Chen sagte, es sei Personal abgestellt worden, um über 60 Kameras aufzustellen in der Hoffnung, ein Foto von ihm machen und mögliche Fallen entfernen zu können. Forstpolizeibeamte sollten die örtlichen Bauern über die Anwesenheit des Tigers unterrichten.
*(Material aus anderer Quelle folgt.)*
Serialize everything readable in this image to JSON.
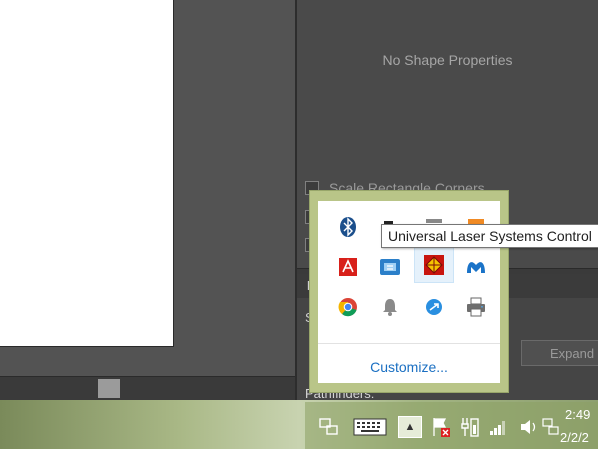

Er sagte, Futter sollte für den Tiger kein Problem darstellen, denn in dem 20.000 Hektar großen Naturreservat findet sich eine Vielzahl von Wildtieren. "Aber wenn nötig, können wir Rinder in der Gegend freilassen, um ihn mit Nahrung zu versorgen." Russische Medien berichteten, der Tiger mit dem Namen Kuzya sei einer von drei seltenen Sibirischen Tigern, die von Putin im Mai freigelassen wurden. Der Peilsender hatte gemeldet, der junge Tiger habe von Russlands Autonomer Jüdischer Region aus die Grenze nach China überquert.